A hearty, stick-to-your-ribs recipe for gumbo stew, packed full of smoked sausage, shrimp, okra, and served over rice.
There is something you should know about me. I am slowly going insane because I used “gotta” in the title above. Gotta is not an appropriate way to say anything, but “When You Have to Gumbo” is lacking the musical alliteration quality of the current title. Please overlook this grammatical foible as a form of creative license.
: the part of a sword or foil blade between the middle and point
: a minor flaw or shortcoming in character or behavior : weakness – Merriam-Webster
I have many foibles that could be attributed to my person. Some are larger than others, but I hope you can learn to overlook them and look at me as a package, complete with faults and inconsistencies and…oh, I didn’t put filé powder in the gumbo. I went the okra route. Hopefully not a dealbreaker.
The process of making gumbo involved a random sifting through the recipes available on the internet. I read through the lot of them, made a few notes, and then plucked bits and pieces from several sources, collecting and collating until I came up with something that sounded a bit different than what was available and a bit similar to what was traditional. Oh, and it involved ingredients I generally have on hand, hence the lack of certain ingredients for which I hope to be forgiven. No one cares, right? Good.
Gumbo is one of those meals that makes a lot of food. Easily doubled, it feeds a crowd. The most difficult parts are chopping (that’s what husband’s are for) and then having to smell it for the hour or more that it’s simmering away on the stove before you can dig in.
- If you prefer, you can always substitute the okra for filé powder to thicken it at the end instead. Not everyone is an okra fan.
- If you do want to use okra, fresh is best. I found mine at Whole Foods since the market is just about closed up for the season.
- I didn’t have any clam juice, so I just added water. “Just add water.” It’s like a pancake mix, except more savory. It wasn’t lacking for flavor. You could also always make shrimp stock from all those shrimp heads and peels you peeled yourself. Ahem. (Nope, didn’t do that either.)
- You don’t need to serve gumbo over rice.
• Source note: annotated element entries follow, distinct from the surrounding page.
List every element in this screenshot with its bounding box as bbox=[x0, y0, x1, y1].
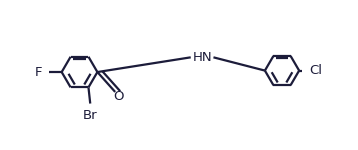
Text: Br: Br bbox=[83, 109, 98, 122]
Text: O: O bbox=[113, 90, 123, 103]
Text: HN: HN bbox=[192, 51, 212, 64]
Text: Cl: Cl bbox=[310, 64, 323, 77]
Text: F: F bbox=[35, 66, 42, 79]
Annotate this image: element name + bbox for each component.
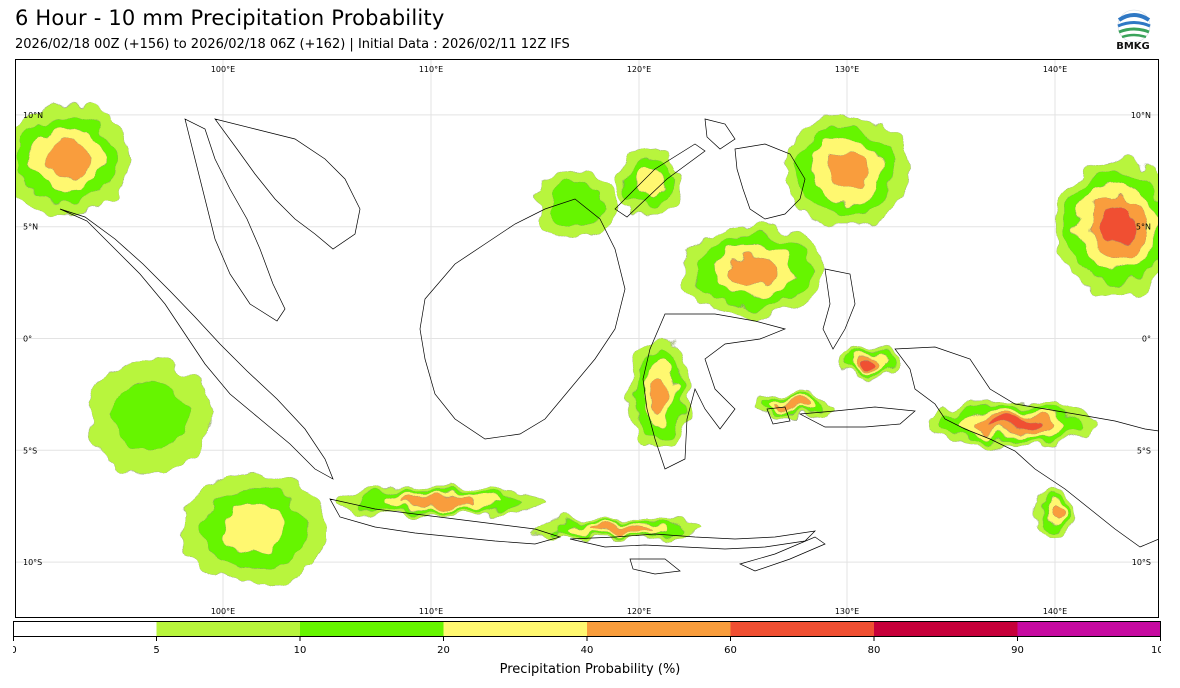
precip-band xyxy=(1047,504,1063,521)
precip-region xyxy=(534,170,619,239)
precip-band xyxy=(221,503,287,554)
lat-tick-label: 10°S xyxy=(23,558,42,567)
lon-tick-label: 130°E xyxy=(835,65,859,74)
lon-tick-label: 120°E xyxy=(627,65,651,74)
lat-tick-label: 5°N xyxy=(23,223,38,232)
java-outline xyxy=(329,498,562,545)
precip-region xyxy=(680,226,827,317)
precip-band xyxy=(45,140,89,180)
precip-region xyxy=(337,488,546,516)
malay-peninsula-outline xyxy=(184,118,286,322)
lon-tick-label: 140°E xyxy=(1043,65,1067,74)
precip-band xyxy=(550,183,603,226)
colorbar-tick-label: 0 xyxy=(13,645,17,656)
precipitation-map: 100°E 100°E 110°E 110°E 120°E 120°E 130°E 130°E… xyxy=(15,59,1159,618)
precip-region xyxy=(836,345,900,377)
precip-region xyxy=(534,517,702,540)
precip-region xyxy=(15,103,130,216)
lon-tick-label: 120°E xyxy=(627,607,651,616)
colorbar-tick-label: 10 xyxy=(294,645,307,656)
colorbar-segment xyxy=(156,621,301,637)
precip-region xyxy=(181,472,328,585)
colorbar: 0 5 10 20 40 60 80 90 100 xyxy=(13,621,1161,656)
colorbar-tick-label: 40 xyxy=(581,645,594,656)
lon-tick-label: 100°E xyxy=(211,65,235,74)
precip-region xyxy=(930,400,1097,446)
colorbar-segment xyxy=(443,621,588,637)
chart-subtitle: 2026/02/18 00Z (+156) to 2026/02/18 06Z … xyxy=(15,37,570,52)
chart-title: 6 Hour - 10 mm Precipitation Probability xyxy=(15,6,445,30)
colorbar-segment xyxy=(730,621,875,637)
precip-region xyxy=(1054,159,1159,294)
lon-tick-label: 140°E xyxy=(1043,607,1067,616)
lat-tick-label: 5°S xyxy=(1137,446,1151,455)
precip-band xyxy=(648,374,671,414)
precip-band xyxy=(635,166,664,198)
lon-tick-label: 130°E xyxy=(835,607,859,616)
precip-region xyxy=(628,338,692,451)
colorbar-tick-label: 20 xyxy=(437,645,450,656)
lat-tick-label: 0° xyxy=(23,335,32,344)
lat-tick-label: 0° xyxy=(1142,335,1151,344)
colorbar-tick-label: 100 xyxy=(1151,645,1161,656)
lon-tick-label: 100°E xyxy=(211,607,235,616)
logo-text: BMKG xyxy=(1116,41,1150,52)
precip-band xyxy=(780,401,810,410)
precip-band xyxy=(989,416,1038,431)
lat-tick-label: 5°S xyxy=(23,446,37,455)
colorbar-segment xyxy=(13,621,157,637)
borneo-outline xyxy=(419,198,626,440)
lat-tick-label: 10°N xyxy=(23,111,43,120)
precip-band xyxy=(589,524,648,533)
colorbar-segment xyxy=(1017,621,1161,637)
lat-tick-label: 10°N xyxy=(1131,111,1151,120)
lat-tick-label: 10°S xyxy=(1132,558,1151,567)
colorbar-tick-label: 90 xyxy=(1011,645,1024,656)
lat-tick-label: 5°N xyxy=(1136,223,1151,232)
colorbar-label: Precipitation Probability (%) xyxy=(499,662,681,677)
indochina-outline xyxy=(214,118,361,250)
papua-outline xyxy=(894,346,1159,548)
colorbar-tick-label: 5 xyxy=(153,645,159,656)
precip-band xyxy=(1099,207,1136,247)
colorbar-segment xyxy=(300,621,444,637)
lon-tick-label: 110°E xyxy=(419,607,443,616)
buru-outline xyxy=(766,406,791,425)
timor-outline xyxy=(739,536,826,572)
precip-band xyxy=(727,255,779,288)
colorbar-tick-label: 60 xyxy=(724,645,737,656)
philippines-north-outline xyxy=(704,118,736,150)
lesser-sunda-outline xyxy=(569,530,816,550)
colorbar-tick-label: 80 xyxy=(868,645,881,656)
precip-region xyxy=(87,360,213,473)
mindanao-outline xyxy=(734,143,806,220)
seram-outline xyxy=(798,406,916,428)
sumba-outline xyxy=(629,558,681,575)
precip-region xyxy=(784,114,910,227)
precip-band xyxy=(825,151,869,191)
precip-band xyxy=(858,356,877,366)
palawan-outline xyxy=(614,143,706,218)
colorbar-segment xyxy=(587,621,731,637)
precip-region xyxy=(753,394,837,417)
precip-region xyxy=(1034,490,1076,536)
halmahera-outline xyxy=(822,268,856,350)
precip-band xyxy=(405,496,478,507)
lon-tick-label: 110°E xyxy=(419,65,443,74)
bmkg-logo-icon xyxy=(1117,9,1151,43)
sumatra-outline xyxy=(59,208,334,480)
precip-band xyxy=(111,382,189,452)
colorbar-segment xyxy=(874,621,1018,637)
sulawesi-outline xyxy=(642,313,787,470)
You could eat it as thick stew or serve it over quinoa or something similar.
1 pound smoked sausage, cut into 1/2″ pieces
1/3 cup safflower or peanut oil
1/2 cup flour
1 tablespoon smoked paprika
2 teaspoons garlic powder
2 teaspoons onion powder
2 teaspoons oregano
2 teaspoons dried thyme
1 teaspoon celery seed
1/2 – 1 teaspoon cayenne pepper, depending on heat preference
1/2 teaspoon black pepper
1 sweet bell pepper, diced
1 large onion, diced
1 cup diced celery
2 cups diced tomatoes (fresh or canned)
1 cup dry white wine
4 cups chicken stock
2 cups water (can substitute clam juice)
2 bay leaves
1/2 pound okra, cut into coins
1 pound raw shrimp, peeled and deveined
4 green onions, diced
Cooked rice for serving
In a large stockpot over medium heat, cook the bacon until crisp. Remove the bacon bits, drain on a paper towel, and set aside. Add the sausage to the bacon grease and cook until edges are lightly browned. Remove from the pan and set aside.
Pour all but 2 tablespoons of the oil into the pan along with the bacon grease and sausage drippings. When the oil is hot, whisk in the flour. Continue cooking, stirring nearly continuously, until the mixture turns a golden brown life a coffee with cream color, about 10 minutes. Add in the remaining oil and the paprika, garlic powder, onion powder, thyme, oregano, celery seed, cayenne, and the black pepper. Cook for another 3 minutes.
Add the onion, bell pepper, and celery. Cook for 5 minutes until softened. Stir in the tomatoes and the white wine. Slowly stir in the stock and the water until they are incorporated. Add the bay leaves. Cover, bring to a low boil, reduce heat and simmer for 45 to 60 minutes.
Remove the bay leaves from the pot. Add the reserved sausage and then the okra and cook another 10 minutes, just until they are tender. Gumbo will thicken quickly after the okra is added. Stir in the shrimp and cook for 5 minutes until just opaque along the center. Stir in the green onions and season with salt just before serving. Serve over rice, garnished with parsley and bacon bits.